The Sail Northland Charitable Trust was created recently to help drive the programme and plans are in place to offer sailing courses with local schools in the hope of increasing interest in sailing, club membership and more entries in the college teams racing regattas.
Yachting New Zealand have leant two Topper Omegas to the trust and they were ideal for the recent learn to sail coaching course. As many as 11 would-be coaches attended the weekend course, the largest intake for some time, and they covered aspects such as sailing, coaching styles RIB driving and onshore teaching.
The wide range of ages and different abilities and experience was a real asset as all the sailors had different specialities and ideas to offer in the supportive environment.
The younger sailors were more competent in the dinghies and were excellent at helping some of the experienced older sailors to come to grips with dinghy sailing. Even hip replacements did not stop people having a go in the dinghies, although the weather was occasionally a bit boisterous. Off the water, the older sailors were generally better at delivering on-shore lessons.
The coaching course neatly overlapped a Northland Yachting Association regatta on the Sunday, meaning the aspiring coaches could put of their recently-acquired skills to good use.
There was a good turnout of all ages in a variety of boats, including eight trailer sailors and a number of dinghies. One family even had mum and two kids all sailing Starlings - dad usually sails a Starling but was away.

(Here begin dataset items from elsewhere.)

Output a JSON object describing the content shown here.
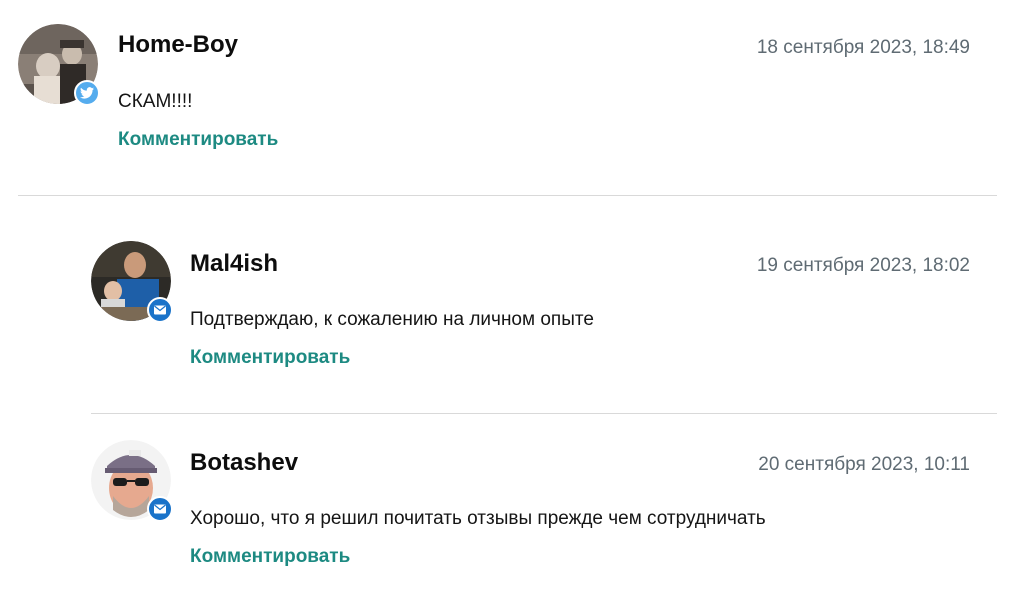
{
  "comments": [
    {
      "author": "Home-Boy",
      "date": "18 сентября 2023, 18:49",
      "text": "СКАМ!!!!",
      "reply_label": "Комментировать",
      "avatar_badge": "twitter-icon",
      "badge_color": "#55acee"
    },
    {
      "author": "Mal4ish",
      "date": "19 сентября 2023, 18:02",
      "text": "Подтверждаю, к сожалению на личном опыте",
      "reply_label": "Комментировать",
      "avatar_badge": "mail-icon",
      "badge_color": "#1a73c9"
    },
    {
      "author": "Botashev",
      "date": "20 сентября 2023, 10:11",
      "text": "Хорошо, что я решил почитать отзывы прежде чем сотрудничать",
      "reply_label": "Комментировать",
      "avatar_badge": "mail-icon",
      "badge_color": "#1a73c9"
    }
  ],
  "colors": {
    "accent": "#1d8a82",
    "date": "#5f6b73",
    "divider": "#d9d9d9"
  }
}
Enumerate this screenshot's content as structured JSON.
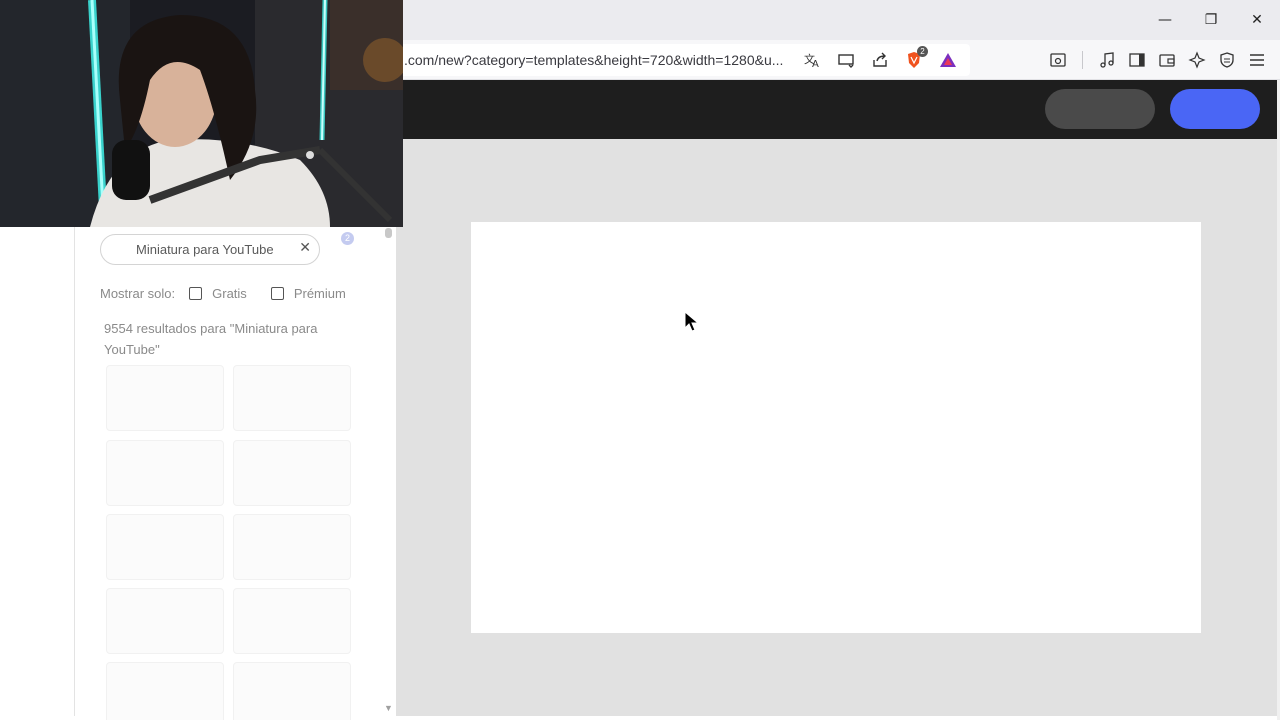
{
  "browser": {
    "url": ".com/new?category=templates&height=720&width=1280&u...",
    "shields_badge": "2",
    "icons": [
      "translate-icon",
      "cast-icon",
      "share-icon",
      "brave-shields-icon",
      "brave-rewards-icon",
      "leo-icon",
      "music-icon",
      "sidebar-icon",
      "wallet-icon",
      "ai-icon",
      "vpn-icon",
      "menu-icon"
    ],
    "window_controls": {
      "minimize": "—",
      "restore": "❐",
      "close": "✕"
    }
  },
  "panel": {
    "search_value": "Miniatura para YouTube",
    "badge": "2",
    "filter_label": "Mostrar solo:",
    "filter_free": "Gratis",
    "filter_premium": "Prémium",
    "results_text": "9554 resultados para \"Miniatura para YouTube\""
  },
  "colors": {
    "header_bg": "#1e1e1e",
    "primary_button": "#4a66f5",
    "secondary_button": "#4a4a4a",
    "workspace_bg": "#e1e1e1"
  }
}
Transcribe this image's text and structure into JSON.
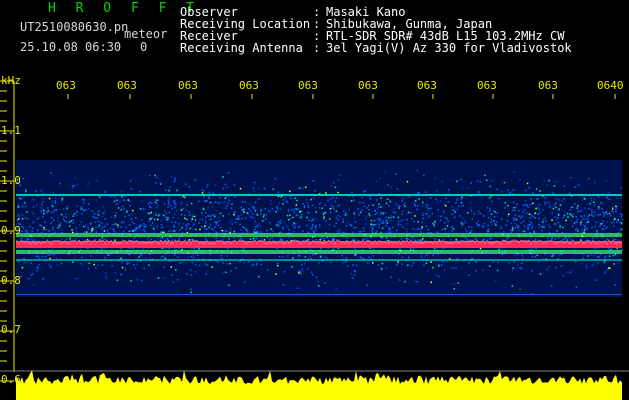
{
  "header": {
    "brand": "H R O F F T",
    "filename": "UT2510080630.pn",
    "tag": "meteor",
    "datetime": "25.10.08 06:30",
    "count": "0",
    "rows": [
      {
        "label": "Observer",
        "value": "Masaki Kano"
      },
      {
        "label": "Receiving Location",
        "value": "Shibukawa, Gunma, Japan"
      },
      {
        "label": "Receiver",
        "value": "RTL-SDR SDR# 43dB L15 103.2MHz CW"
      },
      {
        "label": "Receiving Antenna",
        "value": "3el Yagi(V) Az 330 for Vladivostok"
      }
    ]
  },
  "time_axis": {
    "labels": [
      "063",
      "063",
      "063",
      "063",
      "063",
      "063",
      "063",
      "063",
      "063",
      "0640"
    ]
  },
  "freq_axis": {
    "unit": "kHz",
    "labels": [
      "1.1",
      "1.0",
      "0.9",
      "0.8",
      "0.7",
      "0.6"
    ]
  },
  "colors": {
    "text_header": "#ffffff",
    "axis": "#e8e800",
    "brand": "#00d800",
    "background": "#000000",
    "noise_low": "#00208c",
    "noise_mid": "#0066ff",
    "signal": "#00e0c0",
    "carrier": "#ff2a5a",
    "level_bar": "#ffff00"
  }
}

The ‘larger’ boat fleet included Lasers, Europe, 420s and an Omega with sailors aged from 8–9 to Laser masters. This is the opposite end to the very focused full-on one-design ‘proper’ races which are considered more important but there is a need for both types of sailing to be catered for to retain our numbers.
"The extra trained coaches will be invaluable," said Alan Clarkson, who was instrumental in the establishment of the programme. "We were pleased to have five teenagers on the coaching course as they are an integral part of the learn to sail programme. The younger ones relate to [new sailors] better than us grey beards."
Clarkson hopes to run junior and adult learn to sail courses, as well as advanced junior sailing, advanced ladies (probably in trailer sailors), two high school sailing and a team sailing programme.